Joshua Smith is working toward a software career while raising his 12-year-old daughter.
Allan Koufer is old enough for retirement. Yet at 68, he wants to work.
Renee Carter looks forward to using her new training. She can't find a job in her field, medical coding.
"It's harder than I thought," said Carter, 43, of Lake Stevens.
They were among hundreds of job seekers who brought hopes and resumes to the Snohomish County Job Fair in Everett on Thursday. The annual event packed a ballroom in the Edward D. Hansen Conference Center at Comcast Arena.
The county's jobless rate was 8.3 percent in August, according to a report released Sept. 25 by the state Employment Security Department. Those latest figures showed that in August, 31,800 people were unemployed in our county.

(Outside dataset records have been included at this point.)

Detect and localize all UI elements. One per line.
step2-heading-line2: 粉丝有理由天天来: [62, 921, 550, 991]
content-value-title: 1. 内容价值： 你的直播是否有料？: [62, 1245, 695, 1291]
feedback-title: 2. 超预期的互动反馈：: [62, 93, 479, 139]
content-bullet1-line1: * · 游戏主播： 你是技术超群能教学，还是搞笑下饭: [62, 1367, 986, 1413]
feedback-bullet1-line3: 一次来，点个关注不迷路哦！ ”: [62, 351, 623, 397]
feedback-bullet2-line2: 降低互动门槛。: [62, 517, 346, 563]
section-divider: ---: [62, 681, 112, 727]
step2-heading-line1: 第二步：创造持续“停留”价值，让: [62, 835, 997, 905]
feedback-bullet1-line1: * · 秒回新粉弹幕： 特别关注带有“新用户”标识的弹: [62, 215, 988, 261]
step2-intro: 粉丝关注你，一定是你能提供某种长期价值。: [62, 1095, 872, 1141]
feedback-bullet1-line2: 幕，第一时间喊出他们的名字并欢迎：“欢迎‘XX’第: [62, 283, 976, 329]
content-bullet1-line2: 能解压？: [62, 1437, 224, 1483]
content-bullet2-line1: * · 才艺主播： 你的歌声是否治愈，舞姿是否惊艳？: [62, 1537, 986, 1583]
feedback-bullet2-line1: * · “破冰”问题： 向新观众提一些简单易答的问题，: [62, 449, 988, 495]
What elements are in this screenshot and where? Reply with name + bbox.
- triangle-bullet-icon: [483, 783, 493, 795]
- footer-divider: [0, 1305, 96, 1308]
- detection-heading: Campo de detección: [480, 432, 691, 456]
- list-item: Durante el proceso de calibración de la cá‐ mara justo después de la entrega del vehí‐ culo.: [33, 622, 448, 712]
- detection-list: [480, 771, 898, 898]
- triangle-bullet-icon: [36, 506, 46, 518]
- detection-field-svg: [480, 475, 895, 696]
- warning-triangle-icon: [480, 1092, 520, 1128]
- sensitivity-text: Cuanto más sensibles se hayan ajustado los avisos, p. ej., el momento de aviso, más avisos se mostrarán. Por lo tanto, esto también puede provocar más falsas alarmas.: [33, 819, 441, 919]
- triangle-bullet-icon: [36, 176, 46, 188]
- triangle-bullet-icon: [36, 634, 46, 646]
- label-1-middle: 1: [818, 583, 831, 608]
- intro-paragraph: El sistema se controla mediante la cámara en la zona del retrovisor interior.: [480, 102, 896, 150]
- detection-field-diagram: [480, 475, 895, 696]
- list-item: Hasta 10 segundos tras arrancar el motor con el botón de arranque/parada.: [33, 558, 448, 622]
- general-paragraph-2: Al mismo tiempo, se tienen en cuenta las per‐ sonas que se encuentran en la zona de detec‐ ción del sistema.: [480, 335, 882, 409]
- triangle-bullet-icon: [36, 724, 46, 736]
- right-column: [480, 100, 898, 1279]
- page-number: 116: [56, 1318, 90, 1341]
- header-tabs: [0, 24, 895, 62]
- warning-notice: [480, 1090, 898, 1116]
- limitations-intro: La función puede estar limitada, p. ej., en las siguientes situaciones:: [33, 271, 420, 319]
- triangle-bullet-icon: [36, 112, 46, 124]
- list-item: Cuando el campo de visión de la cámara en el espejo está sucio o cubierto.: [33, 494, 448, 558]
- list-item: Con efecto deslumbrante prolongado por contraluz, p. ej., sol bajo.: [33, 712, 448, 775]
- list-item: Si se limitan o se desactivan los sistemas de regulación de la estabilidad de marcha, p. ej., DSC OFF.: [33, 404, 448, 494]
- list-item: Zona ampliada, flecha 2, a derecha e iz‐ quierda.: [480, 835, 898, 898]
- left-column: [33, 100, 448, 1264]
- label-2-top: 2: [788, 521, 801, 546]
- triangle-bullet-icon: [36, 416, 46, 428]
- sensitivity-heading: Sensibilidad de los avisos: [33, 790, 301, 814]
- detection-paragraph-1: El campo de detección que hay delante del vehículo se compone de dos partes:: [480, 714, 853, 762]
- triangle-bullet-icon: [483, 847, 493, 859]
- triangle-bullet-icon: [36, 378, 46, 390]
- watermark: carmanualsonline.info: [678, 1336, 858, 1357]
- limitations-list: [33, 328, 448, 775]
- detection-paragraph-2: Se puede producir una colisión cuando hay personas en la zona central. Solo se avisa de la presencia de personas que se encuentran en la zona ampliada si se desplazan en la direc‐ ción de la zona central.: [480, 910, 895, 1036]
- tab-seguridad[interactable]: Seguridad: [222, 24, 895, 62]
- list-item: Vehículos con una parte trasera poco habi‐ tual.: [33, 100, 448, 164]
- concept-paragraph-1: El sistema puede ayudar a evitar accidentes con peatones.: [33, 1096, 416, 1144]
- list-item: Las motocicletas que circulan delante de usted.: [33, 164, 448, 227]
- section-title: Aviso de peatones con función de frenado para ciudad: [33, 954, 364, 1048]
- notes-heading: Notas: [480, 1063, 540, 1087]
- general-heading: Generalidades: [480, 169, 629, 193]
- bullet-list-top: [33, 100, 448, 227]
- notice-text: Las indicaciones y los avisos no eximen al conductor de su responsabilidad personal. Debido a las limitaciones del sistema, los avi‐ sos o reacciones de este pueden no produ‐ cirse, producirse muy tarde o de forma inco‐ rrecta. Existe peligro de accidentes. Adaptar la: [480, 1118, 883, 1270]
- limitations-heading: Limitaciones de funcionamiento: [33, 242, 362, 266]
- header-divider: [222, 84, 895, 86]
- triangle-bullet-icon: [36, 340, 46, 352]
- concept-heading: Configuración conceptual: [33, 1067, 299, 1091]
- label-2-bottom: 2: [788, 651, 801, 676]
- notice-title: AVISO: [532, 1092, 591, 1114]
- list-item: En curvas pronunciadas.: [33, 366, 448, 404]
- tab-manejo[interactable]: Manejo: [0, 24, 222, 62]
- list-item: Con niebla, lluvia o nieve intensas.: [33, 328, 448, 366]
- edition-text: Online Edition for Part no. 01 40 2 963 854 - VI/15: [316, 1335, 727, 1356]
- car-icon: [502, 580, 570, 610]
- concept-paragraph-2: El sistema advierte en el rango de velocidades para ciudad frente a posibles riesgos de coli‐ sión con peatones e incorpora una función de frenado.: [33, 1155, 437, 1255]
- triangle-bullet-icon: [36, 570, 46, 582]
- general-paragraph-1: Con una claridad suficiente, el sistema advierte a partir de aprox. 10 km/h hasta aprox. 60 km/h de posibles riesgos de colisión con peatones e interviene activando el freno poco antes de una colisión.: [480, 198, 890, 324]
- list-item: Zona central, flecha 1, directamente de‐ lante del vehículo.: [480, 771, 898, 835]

There's nothing personal about a percentage. It's hard to relate to a number in the tens of thousands. To meet face-to-face with people those statistics represent is to grasp why the drumbeat of this political season is jobs, jobs, jobs.
It wasn't all bad news at Thursday's job fair.
"Last year, there were 20 employers at the job fair. This year there are about 35," said Sam Virgil, deputy director of WorkSource Snohomish County. The employment services agency sponsored the job fair, along with Everett Community College, the Washington National Guard and The Daily Herald.
"There are employers from all kinds of industries here. Most have openings," Virgil said.
Along with large and small companies, public entities including the Everett School District, the Everett police and fire departments, and Sno-Isle Libraries were at the fair.
Looking at the crowd, it was clear that there is no singular face of unemployment. Because of that, there is no one solution for fixing the jobs problem.
Middle-aged men in dark suits stood next to young people in flannel shirts and denim, all waiting to talk with potential employers.
In a jacket and tie, Smith, 32, had the look of success, a match for his nearly completed education. In December, the Monroe man will finish a bachelor's degree in software engineering at UW Bothell.
A single parent, Smith said his family's support has helped him raise his daughter. He went to college after losing a maintenance job in 2009. "It's tough at times," Smith said.
Hills, who is 55 and lives in Arlington, worked 25 years as a registered nurse in California. She worked in hospitals and in long-term care facilities managed by a large company. After earning $36 per hour, she said her last employer replaced her with less skilled nurses earning $18 per hour.
Despite feeling what she said was "a lot of burnout" from nursing, Hills isn't ready for retirement. Her perfect job would be working in a library, a bookstore or with animals. "At this point, I'll take almost anything," she said.
Carter spent more than a year in training for a medical coding job. She previously worked in retail. "I need a full-time job with benefits," said Carter, who has a 16-year-old daughter. They live with her mother.
Koufer worked many years at a wholesale auto-parts business. He was laid off from that job. A commercial driver, he also worked as a courier. The Lake Stevens man has been out of work since April. He gets unemployment compensation. Why not retire? He's almost 70, after all.
"I don't want to retire. I could make it, but I want to work," Koufer said.
Kelly Hesby is a purchasing manager at Onamac Industries, Inc., an aerospace parts manufacturer in south Everett. The company makes parts for the Boeing Co. and replacement parts for older McDonnell Douglas aircraft.
Hesby was busy at the job fair answering questions and handing out information to would-be workers.
"If I was starting my career, I would be a skilled machinist," Hesby said. "Here, you just wish you had a job for everybody."